Deadspace – The Promise of Oblivion (Self-Released)Thursday, 30th April 2015
Perhaps it’s the video game nerd coming out, but it’s been a struggle to separate this band from the video game series of the same name (though with a space before “space”). But maybe it’s because the two aren’t as unrelated as one might initially think. One weaves the feeling of isolation through space, traveling through tiny corners of a ship. The other weaves the feeling of isolation and depression, and was recorded in the surroundings of dingos, cane toads, and wombats.
Initially a one-man project (as these type of black metal bands tend to do), Deadspace then continued to grow into an entire black metal unit. Now, before you start connecting up a bunch of imaginary dots, let’s establish that Deadspace isn’t another one of those “post-black” bands, who’ve been multiplying rapidly.
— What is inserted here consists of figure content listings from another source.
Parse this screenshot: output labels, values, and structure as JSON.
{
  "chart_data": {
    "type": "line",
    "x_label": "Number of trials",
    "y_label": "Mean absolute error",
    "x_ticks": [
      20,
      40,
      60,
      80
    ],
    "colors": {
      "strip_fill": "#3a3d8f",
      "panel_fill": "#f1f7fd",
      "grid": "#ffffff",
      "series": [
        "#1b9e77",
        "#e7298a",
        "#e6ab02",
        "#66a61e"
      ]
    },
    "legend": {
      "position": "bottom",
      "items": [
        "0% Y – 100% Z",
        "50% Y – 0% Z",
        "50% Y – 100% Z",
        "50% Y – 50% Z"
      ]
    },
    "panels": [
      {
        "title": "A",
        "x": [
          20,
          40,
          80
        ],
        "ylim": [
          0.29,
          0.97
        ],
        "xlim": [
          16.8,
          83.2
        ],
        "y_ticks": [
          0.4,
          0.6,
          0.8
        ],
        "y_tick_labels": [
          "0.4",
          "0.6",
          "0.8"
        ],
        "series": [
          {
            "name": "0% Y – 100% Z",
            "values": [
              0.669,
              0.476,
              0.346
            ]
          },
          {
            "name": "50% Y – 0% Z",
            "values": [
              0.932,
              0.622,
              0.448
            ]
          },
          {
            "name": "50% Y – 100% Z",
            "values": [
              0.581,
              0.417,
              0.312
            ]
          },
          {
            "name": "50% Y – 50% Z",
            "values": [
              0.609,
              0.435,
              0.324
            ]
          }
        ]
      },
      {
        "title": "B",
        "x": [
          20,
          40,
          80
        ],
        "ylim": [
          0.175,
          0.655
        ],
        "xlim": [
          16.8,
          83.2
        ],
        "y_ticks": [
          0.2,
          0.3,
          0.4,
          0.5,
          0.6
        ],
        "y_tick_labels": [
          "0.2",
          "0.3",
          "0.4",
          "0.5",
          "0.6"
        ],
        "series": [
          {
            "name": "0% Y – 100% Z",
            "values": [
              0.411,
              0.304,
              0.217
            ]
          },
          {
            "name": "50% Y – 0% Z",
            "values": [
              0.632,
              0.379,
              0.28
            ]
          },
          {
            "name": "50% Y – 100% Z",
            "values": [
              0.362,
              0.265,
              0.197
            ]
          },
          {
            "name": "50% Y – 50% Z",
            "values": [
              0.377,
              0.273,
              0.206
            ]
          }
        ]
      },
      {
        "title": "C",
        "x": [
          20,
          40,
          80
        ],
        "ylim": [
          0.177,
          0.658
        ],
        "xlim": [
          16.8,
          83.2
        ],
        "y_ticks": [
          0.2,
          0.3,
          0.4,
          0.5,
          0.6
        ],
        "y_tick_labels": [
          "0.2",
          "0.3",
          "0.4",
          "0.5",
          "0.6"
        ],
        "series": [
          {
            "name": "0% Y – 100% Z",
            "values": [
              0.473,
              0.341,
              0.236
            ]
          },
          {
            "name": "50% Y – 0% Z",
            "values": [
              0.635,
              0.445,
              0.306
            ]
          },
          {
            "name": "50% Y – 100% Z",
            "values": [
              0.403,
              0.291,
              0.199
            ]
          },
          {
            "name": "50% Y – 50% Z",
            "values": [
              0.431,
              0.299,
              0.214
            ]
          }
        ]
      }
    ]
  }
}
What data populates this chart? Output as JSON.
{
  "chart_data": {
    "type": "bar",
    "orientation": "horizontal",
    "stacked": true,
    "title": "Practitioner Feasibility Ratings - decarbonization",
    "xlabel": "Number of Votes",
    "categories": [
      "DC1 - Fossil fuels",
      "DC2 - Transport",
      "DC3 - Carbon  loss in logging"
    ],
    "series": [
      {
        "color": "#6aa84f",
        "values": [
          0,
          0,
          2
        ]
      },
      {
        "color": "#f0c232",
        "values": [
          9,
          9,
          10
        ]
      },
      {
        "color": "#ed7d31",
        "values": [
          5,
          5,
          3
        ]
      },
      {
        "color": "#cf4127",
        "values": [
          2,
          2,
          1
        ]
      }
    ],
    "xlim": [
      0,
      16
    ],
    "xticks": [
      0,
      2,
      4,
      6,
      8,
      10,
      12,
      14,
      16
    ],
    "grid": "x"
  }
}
That’s not to say that Deadspace’s aesthetic is traditional black metal either, as you can hear the trimmings of other elements – such as gothic, ambient, and even some rock. It’s an odd combination of influences, but Deadspace uses it to their advantage. From the slow burner of “The Clouds Won’t Shade the Pain” to the driving moments of “With Tears of Callous Lust” that share the limelight with gothic-tinged darkness, there’s bound to be a moment that will catch your fancy. Some of the leads are also worthy of note, such as those found on the closer, “In the Coldness of the Darkest Night.”
While it might be entertaining to see the band pick up some fans through the “name connection,” The Promise of Oblivion is a worthy investment on its own merit for those looking outside of the normal black metal realms. Isolationist at its core, the themes of suicide and depression run deep yet share a stark contrast with some of the more high flying leads that seem to offer a glimmer of hope. A promising debut for sure.